As an OU Tutor I use combined technology and pedagogic theory and practice on a daily basis, it is vital that these two work alongside as one cannot manage without the other. Pedagogy is the primary factor and technology is the medium. In Tutor Forums some other tutors have said that although eTMA's have benefits they are concerned about them "getting lost in cyberspace" or other technology malfunctions. Additionally face-to-face tutorials are generally preferred to online tutorials and in particular ones using e.g. OU Live (Blackboard Collaborate formerly known as Elluminate) rather than tutor group forum asynchronous discussion. Technology is often spoken about as a tool (with some convenience yet quite a lot of concern) that enables the pedagogy, whilst also hampering communication tools due to 'fear' by users (tutors and students). This was part of the reason I decided to undertake the MAODE because educational technology is I believe the future of online learning particularly with the OU as a leader in this field. It indicates the tension between pedagogy and technology that the article highlighted. Technophobia is a strong and emotive term however it exists and can be quite anxiety-ridden especially for students with mental health conditions such as social phobia, affecting their online participation impacting on their learning.
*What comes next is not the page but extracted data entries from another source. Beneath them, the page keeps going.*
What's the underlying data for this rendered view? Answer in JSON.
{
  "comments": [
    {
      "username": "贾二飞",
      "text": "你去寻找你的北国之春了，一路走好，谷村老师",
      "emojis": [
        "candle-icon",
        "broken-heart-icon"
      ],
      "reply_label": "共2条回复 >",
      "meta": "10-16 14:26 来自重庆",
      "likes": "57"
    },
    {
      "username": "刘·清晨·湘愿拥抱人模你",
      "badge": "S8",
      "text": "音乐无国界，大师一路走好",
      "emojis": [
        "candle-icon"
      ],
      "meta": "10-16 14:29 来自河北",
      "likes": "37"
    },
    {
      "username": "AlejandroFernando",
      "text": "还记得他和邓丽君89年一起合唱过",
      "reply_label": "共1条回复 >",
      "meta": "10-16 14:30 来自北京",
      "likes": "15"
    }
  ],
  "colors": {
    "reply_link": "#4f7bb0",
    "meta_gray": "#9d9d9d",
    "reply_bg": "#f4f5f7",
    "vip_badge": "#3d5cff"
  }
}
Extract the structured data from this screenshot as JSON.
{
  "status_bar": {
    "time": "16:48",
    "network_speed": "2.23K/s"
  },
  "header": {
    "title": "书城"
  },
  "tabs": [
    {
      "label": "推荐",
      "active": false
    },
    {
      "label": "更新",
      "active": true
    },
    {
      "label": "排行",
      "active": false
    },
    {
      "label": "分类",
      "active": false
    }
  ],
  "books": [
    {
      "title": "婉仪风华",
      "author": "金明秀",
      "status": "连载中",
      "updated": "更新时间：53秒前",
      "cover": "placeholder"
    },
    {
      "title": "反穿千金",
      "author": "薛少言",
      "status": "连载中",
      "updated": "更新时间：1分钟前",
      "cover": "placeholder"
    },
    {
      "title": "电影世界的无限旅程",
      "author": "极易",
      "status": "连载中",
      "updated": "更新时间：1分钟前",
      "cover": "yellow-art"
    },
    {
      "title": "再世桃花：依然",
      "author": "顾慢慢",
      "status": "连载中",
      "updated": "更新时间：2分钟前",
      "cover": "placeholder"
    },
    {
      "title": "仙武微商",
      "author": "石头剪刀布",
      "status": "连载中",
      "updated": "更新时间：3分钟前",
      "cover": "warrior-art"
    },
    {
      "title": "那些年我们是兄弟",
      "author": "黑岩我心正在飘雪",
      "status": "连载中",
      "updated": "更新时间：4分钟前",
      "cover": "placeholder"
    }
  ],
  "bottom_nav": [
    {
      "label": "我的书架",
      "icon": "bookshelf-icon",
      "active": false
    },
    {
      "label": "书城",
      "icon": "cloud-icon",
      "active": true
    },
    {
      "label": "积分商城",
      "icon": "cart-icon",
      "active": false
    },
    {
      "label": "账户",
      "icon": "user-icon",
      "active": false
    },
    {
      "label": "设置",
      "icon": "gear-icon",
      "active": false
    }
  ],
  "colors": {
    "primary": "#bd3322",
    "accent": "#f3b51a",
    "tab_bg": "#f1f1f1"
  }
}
Whereas other students engage in mlearning such as OU Anywhere app, voice recording our face-to-face tutorials and using their smartphone to research, read and/or write in tutor group forums. Some tutors do this too although in my experience it is student-led, which is unfortunate because tutors could (should?) be a positive role model in enabling students to find various ways to connect with their learning.
Most of my working life was in the IT industry, well over 25 years, from trainee programmer to consultant business systems analyst.
I loathe on-line learning. I want books, books, more books, real face to face tutorials, residential courses, real practical activity not computer simulations. It's not always fear of or non-familiarity with technology that is the major factor (though I've seen plenty of that in the OU recently with younger students), but basically some people learn better away from the bloomin' screen and keyboard, and with interaction with real life, not virtual reality.
Anyway... enough of the future OU for me.
I'm off to do my MSc at a brick uni
Yes I agree Jan that many prefer to learn face-to-face, I was mainly referring to reasons I've been given by tutors and students for not participating in tutor group forums. Additionally of course online learning opens up opportunities for people to study at their preferred times and places, being particularly applicable for those e.g. with disabilities.